L'uso politico del "femminicidio"

La cultura emergenziale dei mass-media si dipana in una serie di contesti, uno di questi è quello del cosidetto femminicidio. Una serie di gravi episodi vengono eletti ad allarme sociale e convergono con le spinte antisistemiche del neototalitarismo. Secondo i dati del ministero degli interni nel 2016 in Italia sono state uccise 145 donne. Un dato in calo rispetto agli anni precedenti. Analizzando le più recenti sentenze giudiziarie sui casi di omicidi di donne si può calcolare che l'85% di omicidi è commesso da uomini e nel 55% dei casi da mariti, fidanzati o ex. L'incidenza di omicidi da parte di cittadini stranieri è del 25%. Alla luce di ciò si può dire che nel 2016 circa 45 fidanzati o mariti o ex italiani hanno ucciso le loro donne, pari allo 0,0001 della popolazione maschile italiana. Nonostante ciò, il cosidetto femminicidio, cioè il genocidio delle donne da parte degli uomini italiani è considerato un fatto assodato.
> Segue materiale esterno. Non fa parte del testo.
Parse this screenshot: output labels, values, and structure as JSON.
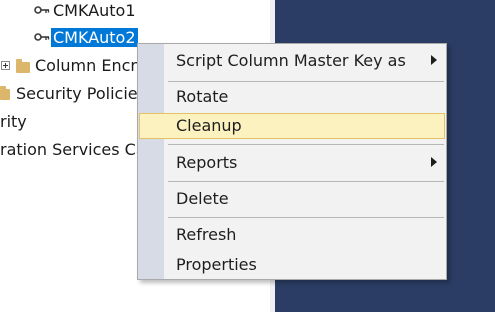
{
  "tree": {
    "items": [
      {
        "label": "CMKAuto1",
        "icon": "key-icon"
      },
      {
        "label": "CMKAuto2",
        "icon": "key-icon",
        "selected": true
      },
      {
        "label": "Column Encry",
        "icon": "folder-icon",
        "expander": "plus"
      },
      {
        "label": "Security Policies",
        "icon": "folder-icon"
      },
      {
        "label": "rity"
      },
      {
        "label": "ration Services Ca"
      }
    ]
  },
  "context_menu": {
    "items": [
      {
        "label": "Script Column Master Key as",
        "submenu": true
      },
      {
        "label": "Rotate"
      },
      {
        "label": "Cleanup",
        "highlighted": true
      },
      {
        "label": "Reports",
        "submenu": true
      },
      {
        "label": "Delete"
      },
      {
        "label": "Refresh"
      },
      {
        "label": "Properties"
      }
    ]
  },
  "colors": {
    "selection": "#0078d7",
    "menu_highlight": "#fcf2bf",
    "menu_highlight_border": "#e5c365",
    "dark_pane": "#2b3d64",
    "menu_gutter": "#d7dbe5"
  }
}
Questo ci dice dell'egemonìa culturale del neofemminismo radicale, e più in generale dell'avanzata sul piano dell'egemonìa linguistica, prima ancora che culturale, di quel movimento antisistemico che, una volta preso atto dell'integrazione delle classi lavoratrici nel sistema capitalistico, ha puntato tutto sulla creazione di un nuovo blocco sociale fondato sui conflitti di genere, sulla non integrazione degli immigrati e sul revanscismo dei gay. La costruzione dell'uomo nuovo, passa attraverso il processo al maschio bianco occidentale. Questo movimento culturale, vuole farsi politico attraverso la messa in agenda di una serie di leggi che limitino la libertà d'espressione e d'opinione e creino una discriminazione di genere nel caso di delitti. La natura geopolitica di questo movimento è però più appieno data dalla sua totale indifferenza nei confronti della condizione delle donne e dei gay nei paesi non occidentali, dalla Russia alla Cina, ma in particolare nei paesi islamici.